GM Says Any UAW Deal Will Differ From Ford Pact - CFO
26 Februar 2009 - 3:15PM
Dow Jones News
A senior executive at General Motors Corp. (GM) said Thursday
that a new union contract required for its survival may look
significantly different that the deal cut by workers'
representatives this week with Ford Motor Co. (F).
GM needs to secure concessions from its union, creditors and
other stakeholders to keep and expand the U.S. government aid it
says is essential for its survival.
"We need to analyze what they agree to and make sure we come to
an agreement that's competitive and works with our viability plan,"
GM chief financial officer Ray Young told reporters after the
company reported a $9.6 billion loss for the fourth quarter.

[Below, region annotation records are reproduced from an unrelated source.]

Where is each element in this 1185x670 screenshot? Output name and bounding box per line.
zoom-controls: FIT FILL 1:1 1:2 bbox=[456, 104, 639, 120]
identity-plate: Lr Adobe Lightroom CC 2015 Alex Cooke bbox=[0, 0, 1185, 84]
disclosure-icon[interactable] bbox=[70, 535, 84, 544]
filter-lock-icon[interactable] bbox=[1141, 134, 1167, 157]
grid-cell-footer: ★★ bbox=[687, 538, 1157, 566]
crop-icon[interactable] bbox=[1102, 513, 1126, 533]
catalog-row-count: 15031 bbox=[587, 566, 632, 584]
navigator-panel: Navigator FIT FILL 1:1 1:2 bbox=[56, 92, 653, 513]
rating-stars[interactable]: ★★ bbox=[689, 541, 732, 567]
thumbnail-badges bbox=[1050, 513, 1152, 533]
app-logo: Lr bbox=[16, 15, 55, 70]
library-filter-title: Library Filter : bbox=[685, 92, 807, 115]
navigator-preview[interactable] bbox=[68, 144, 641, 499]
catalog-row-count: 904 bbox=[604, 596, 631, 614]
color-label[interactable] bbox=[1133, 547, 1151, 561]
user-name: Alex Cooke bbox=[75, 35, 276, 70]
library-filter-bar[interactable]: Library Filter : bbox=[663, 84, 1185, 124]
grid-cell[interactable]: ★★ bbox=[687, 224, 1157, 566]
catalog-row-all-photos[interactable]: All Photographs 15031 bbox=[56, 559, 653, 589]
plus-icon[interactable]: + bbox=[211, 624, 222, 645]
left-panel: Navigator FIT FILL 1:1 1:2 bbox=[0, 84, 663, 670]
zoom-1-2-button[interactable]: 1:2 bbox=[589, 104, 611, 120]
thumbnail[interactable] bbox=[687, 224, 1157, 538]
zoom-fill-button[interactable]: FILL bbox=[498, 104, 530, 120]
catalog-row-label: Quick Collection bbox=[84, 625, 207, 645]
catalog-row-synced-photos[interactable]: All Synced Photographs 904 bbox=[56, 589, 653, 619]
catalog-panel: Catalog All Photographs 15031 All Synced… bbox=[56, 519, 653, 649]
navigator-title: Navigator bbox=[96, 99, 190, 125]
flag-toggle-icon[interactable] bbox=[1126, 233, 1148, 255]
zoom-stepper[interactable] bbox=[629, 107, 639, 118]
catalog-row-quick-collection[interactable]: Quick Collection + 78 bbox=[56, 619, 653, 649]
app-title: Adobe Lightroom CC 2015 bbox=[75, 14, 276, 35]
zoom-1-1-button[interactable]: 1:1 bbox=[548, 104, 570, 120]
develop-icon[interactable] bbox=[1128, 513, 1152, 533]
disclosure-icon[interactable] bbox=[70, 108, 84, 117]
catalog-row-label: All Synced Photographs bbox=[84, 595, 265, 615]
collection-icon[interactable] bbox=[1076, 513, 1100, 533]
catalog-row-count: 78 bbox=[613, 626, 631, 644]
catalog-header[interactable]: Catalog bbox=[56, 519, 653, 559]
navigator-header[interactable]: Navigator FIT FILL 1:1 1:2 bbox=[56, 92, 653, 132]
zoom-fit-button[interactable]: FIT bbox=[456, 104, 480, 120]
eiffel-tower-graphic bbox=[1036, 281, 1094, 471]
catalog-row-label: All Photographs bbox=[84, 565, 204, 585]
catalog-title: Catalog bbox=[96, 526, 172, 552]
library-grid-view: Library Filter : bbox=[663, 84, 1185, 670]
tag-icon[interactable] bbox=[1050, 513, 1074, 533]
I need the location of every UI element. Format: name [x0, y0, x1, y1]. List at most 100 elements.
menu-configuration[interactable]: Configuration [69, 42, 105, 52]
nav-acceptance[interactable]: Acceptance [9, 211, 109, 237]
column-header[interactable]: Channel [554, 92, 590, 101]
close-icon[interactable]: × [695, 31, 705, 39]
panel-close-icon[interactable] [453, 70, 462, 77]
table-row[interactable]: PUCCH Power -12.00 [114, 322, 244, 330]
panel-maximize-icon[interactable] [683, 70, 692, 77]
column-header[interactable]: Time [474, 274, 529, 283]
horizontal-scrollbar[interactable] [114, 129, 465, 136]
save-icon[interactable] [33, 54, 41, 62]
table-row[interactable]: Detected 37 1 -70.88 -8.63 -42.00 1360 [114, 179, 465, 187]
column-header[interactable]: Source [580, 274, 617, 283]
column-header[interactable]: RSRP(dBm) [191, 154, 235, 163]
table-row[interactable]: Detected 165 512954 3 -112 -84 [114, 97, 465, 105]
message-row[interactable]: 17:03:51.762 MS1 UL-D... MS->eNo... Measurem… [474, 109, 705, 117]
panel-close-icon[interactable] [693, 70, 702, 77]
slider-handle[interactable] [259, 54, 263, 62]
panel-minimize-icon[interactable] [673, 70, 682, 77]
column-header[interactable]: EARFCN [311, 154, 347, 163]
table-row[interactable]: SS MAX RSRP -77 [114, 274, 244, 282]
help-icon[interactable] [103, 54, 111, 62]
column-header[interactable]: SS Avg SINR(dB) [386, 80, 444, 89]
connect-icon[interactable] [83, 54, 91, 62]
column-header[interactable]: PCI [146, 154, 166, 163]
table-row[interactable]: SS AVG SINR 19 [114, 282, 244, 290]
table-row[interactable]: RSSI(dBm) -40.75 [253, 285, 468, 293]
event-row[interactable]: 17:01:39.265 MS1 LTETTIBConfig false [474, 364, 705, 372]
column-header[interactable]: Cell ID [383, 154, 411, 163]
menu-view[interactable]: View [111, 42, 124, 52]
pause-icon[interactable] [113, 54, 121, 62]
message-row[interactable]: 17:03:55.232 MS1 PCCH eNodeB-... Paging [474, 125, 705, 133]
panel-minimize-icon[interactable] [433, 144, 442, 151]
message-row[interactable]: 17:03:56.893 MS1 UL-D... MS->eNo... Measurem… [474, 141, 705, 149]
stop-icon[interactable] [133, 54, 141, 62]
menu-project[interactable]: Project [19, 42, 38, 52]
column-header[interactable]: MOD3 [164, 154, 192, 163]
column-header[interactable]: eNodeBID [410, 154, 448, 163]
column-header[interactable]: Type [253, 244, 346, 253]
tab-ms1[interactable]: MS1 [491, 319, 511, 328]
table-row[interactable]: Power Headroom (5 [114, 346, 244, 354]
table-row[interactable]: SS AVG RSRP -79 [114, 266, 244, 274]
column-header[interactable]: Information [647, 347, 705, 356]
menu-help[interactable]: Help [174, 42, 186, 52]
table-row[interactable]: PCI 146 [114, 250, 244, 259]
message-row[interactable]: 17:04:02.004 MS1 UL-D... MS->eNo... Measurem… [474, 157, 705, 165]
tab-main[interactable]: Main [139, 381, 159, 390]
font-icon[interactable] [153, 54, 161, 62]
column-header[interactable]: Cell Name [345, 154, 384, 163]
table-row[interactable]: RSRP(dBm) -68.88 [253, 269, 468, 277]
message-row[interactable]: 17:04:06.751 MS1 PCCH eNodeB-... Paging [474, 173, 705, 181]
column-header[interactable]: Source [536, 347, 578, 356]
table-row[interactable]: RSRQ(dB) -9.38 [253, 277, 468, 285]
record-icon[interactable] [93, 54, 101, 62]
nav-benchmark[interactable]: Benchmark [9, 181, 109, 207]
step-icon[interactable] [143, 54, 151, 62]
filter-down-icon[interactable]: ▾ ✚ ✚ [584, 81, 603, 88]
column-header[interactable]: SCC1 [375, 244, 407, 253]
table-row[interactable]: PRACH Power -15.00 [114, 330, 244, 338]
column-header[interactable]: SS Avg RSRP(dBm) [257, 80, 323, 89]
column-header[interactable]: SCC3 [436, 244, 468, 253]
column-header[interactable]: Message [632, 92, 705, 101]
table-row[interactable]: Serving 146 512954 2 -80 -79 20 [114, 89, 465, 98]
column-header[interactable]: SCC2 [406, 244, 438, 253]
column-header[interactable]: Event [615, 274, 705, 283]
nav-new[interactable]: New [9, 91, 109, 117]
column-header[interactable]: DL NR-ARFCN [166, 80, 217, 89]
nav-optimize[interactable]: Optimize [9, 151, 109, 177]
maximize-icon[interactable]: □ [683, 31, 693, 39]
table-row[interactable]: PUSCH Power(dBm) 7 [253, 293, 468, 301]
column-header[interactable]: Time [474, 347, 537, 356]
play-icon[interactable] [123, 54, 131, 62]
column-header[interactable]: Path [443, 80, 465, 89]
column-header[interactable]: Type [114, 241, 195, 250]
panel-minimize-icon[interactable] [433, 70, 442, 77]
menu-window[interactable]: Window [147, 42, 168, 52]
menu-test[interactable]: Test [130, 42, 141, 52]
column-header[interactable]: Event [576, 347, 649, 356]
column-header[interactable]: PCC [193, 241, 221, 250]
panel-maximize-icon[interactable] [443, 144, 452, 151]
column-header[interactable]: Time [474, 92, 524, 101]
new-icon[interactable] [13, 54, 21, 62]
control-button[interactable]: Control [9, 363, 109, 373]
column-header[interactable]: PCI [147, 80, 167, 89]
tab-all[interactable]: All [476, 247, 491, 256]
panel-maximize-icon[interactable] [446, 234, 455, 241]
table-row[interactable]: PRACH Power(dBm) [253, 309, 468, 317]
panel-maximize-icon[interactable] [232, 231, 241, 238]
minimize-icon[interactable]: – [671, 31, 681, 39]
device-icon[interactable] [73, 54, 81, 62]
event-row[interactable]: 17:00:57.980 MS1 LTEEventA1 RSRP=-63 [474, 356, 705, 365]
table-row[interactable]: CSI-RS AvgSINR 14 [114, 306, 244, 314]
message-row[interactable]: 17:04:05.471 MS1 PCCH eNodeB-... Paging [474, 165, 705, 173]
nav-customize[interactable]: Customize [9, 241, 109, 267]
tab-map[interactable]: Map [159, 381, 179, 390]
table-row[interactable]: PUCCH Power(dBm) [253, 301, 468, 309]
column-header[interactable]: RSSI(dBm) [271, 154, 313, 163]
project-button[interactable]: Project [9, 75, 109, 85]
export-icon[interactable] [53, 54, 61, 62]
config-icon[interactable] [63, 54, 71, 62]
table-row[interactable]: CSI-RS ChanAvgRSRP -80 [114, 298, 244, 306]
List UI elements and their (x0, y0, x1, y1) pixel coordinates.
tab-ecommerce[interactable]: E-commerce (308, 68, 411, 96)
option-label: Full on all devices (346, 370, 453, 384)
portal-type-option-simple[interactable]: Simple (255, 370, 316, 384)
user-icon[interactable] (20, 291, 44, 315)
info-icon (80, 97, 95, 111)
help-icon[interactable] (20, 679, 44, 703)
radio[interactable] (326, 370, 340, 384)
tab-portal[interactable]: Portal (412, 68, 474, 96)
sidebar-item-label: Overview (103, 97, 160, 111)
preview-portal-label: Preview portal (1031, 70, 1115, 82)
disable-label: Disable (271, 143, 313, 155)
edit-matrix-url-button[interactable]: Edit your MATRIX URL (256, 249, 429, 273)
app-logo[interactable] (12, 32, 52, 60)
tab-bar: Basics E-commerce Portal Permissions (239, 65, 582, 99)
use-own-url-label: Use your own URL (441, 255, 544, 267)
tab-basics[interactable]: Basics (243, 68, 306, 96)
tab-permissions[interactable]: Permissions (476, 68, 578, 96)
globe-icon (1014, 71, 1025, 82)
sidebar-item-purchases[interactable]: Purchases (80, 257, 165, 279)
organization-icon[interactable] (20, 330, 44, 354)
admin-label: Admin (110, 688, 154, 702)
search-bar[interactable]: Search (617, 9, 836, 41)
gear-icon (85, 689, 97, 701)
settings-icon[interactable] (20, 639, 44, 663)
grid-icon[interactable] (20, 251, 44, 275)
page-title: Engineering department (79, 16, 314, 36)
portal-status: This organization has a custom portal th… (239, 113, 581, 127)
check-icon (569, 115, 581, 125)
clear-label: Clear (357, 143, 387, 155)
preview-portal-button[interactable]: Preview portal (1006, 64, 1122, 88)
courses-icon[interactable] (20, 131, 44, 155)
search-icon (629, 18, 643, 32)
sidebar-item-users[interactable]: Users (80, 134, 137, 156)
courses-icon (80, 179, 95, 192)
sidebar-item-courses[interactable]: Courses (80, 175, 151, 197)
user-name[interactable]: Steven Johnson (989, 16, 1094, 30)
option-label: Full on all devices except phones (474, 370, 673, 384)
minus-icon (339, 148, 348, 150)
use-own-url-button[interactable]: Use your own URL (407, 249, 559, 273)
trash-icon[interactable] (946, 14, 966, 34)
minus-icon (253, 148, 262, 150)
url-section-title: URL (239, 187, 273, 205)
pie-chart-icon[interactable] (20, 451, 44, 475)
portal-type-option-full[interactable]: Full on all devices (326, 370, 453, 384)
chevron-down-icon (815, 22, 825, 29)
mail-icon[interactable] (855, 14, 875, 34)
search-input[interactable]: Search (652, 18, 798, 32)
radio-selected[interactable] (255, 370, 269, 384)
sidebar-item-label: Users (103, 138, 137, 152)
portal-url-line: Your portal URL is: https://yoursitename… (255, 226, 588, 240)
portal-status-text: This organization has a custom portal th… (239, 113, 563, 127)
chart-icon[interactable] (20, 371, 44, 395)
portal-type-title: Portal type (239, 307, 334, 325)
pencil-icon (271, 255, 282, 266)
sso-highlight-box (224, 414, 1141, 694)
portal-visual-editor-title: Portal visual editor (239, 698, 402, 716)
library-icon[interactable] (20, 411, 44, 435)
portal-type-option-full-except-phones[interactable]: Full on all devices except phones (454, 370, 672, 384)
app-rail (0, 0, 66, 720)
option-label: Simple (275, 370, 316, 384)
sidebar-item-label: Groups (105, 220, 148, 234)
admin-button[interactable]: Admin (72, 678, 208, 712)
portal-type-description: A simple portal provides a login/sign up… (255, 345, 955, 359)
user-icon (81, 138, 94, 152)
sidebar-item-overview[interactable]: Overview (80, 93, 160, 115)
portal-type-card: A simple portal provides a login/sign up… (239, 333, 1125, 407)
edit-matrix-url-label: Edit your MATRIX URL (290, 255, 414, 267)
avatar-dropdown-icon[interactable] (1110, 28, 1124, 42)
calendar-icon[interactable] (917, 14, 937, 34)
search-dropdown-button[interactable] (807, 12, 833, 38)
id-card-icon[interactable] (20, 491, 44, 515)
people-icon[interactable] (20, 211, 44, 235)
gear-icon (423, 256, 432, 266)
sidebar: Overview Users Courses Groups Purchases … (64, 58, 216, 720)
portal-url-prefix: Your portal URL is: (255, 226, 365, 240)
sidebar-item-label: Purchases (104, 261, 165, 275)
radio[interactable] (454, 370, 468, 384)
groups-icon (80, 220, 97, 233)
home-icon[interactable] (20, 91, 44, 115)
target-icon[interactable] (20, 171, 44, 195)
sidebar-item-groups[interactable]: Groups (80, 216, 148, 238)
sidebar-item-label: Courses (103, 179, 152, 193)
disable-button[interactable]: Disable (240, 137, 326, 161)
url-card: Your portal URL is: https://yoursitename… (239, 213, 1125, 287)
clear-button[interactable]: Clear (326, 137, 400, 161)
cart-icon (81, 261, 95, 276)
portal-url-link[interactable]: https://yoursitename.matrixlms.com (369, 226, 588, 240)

GM is racing to strike a deal with the United Auto Workers union
that alters how the company funds a massive, union-run trust that
will cover retiree medical costs starting in 2010. GM wants to
cover much of its obligation in equity rather that cash to preserve
liquidity.
Ford and the UAW reached an accord earlier this week which would
allow the auto maker to support its health care fund for retirees
with a combination of equity and cash. Previously it faced the
prospect of making the $10 billion in payments due next year only
in cash.
Typically, agreements between the UAW and Detroit's three auto
makers involve similar terms. But Ford, the only one of the three
not surviving on federal aid, has more liquidity than either GM or
Chrysler LLC.
GM's situation is complicated by a parallel set of negotiations
underway with bondholders. The auto maker is looking to bondholders
to swap at least two-thirds of $27 billion in debt obligations for
equity in a restructured company.
A committee representing bondholders is pushing for more
sacrifice from the other parties, including the UAW. he U.S.